I just released my new single “Don’t Belong” online and as a video and got a really nice email from a fellow recording engineer asking how I got my sounds to come out so well. This meant a lot to me because for the last decade I’ve been trying to reach a level that impressed my fellow audiophiles and I finally feel like I’m starting to. Since I spent some time and brain power replying to him, I wanted to share these thoughts with anyone else out there doing their own recordings on a budget(ish) because I know how a few helpful tips can save a lot of time when you’re stumped. So below is the song/video and then my response, explaining how I get my sound… I hope it helps.
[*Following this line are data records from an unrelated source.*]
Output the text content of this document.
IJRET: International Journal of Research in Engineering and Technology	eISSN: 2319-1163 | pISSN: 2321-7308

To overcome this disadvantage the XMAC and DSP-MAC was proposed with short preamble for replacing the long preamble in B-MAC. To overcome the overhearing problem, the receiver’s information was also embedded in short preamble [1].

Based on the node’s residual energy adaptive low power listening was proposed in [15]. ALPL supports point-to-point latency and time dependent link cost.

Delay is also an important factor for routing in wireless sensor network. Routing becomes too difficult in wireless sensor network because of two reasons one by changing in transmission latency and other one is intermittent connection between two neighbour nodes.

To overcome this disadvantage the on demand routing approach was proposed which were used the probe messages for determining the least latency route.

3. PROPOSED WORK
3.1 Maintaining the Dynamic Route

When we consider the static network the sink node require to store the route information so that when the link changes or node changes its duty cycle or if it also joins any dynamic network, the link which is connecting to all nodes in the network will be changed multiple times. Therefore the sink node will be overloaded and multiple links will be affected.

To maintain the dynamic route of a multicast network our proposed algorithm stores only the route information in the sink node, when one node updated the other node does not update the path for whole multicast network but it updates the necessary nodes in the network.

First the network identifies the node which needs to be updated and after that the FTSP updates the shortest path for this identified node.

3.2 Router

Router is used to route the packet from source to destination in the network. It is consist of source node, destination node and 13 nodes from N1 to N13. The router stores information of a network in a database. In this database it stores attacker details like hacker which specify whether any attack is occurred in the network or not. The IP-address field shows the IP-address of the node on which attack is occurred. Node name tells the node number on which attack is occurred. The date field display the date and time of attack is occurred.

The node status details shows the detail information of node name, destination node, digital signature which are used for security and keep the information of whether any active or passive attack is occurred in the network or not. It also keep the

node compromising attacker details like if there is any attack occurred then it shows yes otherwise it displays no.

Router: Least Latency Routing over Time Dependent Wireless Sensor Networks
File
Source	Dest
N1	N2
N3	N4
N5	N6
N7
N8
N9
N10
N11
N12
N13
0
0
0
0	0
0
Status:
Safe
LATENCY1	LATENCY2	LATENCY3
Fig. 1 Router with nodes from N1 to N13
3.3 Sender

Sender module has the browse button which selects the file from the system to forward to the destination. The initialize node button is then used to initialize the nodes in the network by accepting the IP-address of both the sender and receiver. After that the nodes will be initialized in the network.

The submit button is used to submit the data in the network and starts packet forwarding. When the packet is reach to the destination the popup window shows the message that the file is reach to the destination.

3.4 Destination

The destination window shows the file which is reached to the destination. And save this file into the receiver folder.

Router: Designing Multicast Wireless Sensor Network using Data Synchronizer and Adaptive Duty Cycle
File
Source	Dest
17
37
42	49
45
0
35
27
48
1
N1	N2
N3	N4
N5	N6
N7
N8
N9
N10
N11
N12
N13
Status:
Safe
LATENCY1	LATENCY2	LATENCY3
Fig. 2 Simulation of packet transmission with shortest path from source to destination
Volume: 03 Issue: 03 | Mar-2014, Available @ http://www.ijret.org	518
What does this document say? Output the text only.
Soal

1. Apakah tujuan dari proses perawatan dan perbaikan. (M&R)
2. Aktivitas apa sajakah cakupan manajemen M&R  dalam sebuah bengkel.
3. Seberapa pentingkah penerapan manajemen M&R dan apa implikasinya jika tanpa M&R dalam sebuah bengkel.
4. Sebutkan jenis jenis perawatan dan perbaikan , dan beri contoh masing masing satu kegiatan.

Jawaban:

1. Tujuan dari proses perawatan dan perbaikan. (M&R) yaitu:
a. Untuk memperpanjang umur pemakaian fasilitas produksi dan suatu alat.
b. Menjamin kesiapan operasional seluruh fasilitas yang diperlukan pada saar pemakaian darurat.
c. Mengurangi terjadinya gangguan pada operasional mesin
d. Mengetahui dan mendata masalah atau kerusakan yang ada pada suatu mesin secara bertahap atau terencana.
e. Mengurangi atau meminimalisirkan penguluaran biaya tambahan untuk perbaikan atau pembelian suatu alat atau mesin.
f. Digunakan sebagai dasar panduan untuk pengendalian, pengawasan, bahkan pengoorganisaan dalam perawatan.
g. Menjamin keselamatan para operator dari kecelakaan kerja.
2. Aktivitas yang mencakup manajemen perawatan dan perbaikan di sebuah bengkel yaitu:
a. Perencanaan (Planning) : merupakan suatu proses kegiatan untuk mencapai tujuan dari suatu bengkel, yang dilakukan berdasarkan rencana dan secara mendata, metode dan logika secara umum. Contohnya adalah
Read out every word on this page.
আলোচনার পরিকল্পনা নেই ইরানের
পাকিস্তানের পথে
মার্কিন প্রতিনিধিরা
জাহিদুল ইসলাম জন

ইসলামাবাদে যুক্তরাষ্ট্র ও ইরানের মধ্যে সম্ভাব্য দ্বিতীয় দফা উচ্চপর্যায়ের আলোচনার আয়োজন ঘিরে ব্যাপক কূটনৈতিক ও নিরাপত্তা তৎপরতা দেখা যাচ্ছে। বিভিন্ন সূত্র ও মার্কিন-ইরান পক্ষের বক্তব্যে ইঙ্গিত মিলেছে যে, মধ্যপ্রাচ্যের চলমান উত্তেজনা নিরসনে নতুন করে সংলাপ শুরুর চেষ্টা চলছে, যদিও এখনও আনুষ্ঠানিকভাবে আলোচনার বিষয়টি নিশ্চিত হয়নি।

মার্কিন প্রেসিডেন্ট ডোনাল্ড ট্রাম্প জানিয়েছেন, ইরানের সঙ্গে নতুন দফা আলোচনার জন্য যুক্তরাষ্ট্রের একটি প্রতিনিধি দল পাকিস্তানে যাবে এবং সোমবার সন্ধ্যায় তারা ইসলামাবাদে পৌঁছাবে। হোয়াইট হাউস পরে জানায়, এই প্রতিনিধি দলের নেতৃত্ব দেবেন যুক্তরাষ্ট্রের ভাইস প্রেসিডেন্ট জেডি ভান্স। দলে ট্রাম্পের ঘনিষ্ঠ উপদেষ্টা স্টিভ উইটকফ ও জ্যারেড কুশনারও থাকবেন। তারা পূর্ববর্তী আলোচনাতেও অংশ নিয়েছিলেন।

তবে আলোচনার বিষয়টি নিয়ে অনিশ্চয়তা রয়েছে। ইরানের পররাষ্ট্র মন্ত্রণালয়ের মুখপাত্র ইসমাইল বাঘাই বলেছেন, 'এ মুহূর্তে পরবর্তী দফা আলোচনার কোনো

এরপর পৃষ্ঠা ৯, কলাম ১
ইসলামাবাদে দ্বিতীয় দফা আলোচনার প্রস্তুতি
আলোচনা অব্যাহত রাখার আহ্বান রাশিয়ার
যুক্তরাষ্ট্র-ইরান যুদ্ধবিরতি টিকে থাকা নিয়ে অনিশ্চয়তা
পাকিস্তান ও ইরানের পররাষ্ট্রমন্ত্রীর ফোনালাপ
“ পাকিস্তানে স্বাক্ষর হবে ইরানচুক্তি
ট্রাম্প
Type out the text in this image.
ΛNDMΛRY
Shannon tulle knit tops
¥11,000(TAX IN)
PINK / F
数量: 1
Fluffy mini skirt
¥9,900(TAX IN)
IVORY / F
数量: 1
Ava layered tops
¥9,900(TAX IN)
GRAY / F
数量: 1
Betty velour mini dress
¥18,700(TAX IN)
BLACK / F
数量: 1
Hi and thanks for the compliment. I have been trying to get to a level the impresses other producers for over a decade so your message made my day. I think what I have found is that you have to acquire a few key mics, pre-amps and plugins and then follow the less is more rule. And yes, I do all the recording, mixing and mastering myself. In just a regular, non-recording room. I don’t have any acoustic panels, sometimes i just sit in front of a curtain. I don’t really think it’s essential to be in a completely quiet room. So long as the room verb isn’t too crazy. I even leave the window open sometimes because it’s hot and I don’t mind that a bird sings in the background of some of my recordings. But I like the indie diy vibe, so that adds to it.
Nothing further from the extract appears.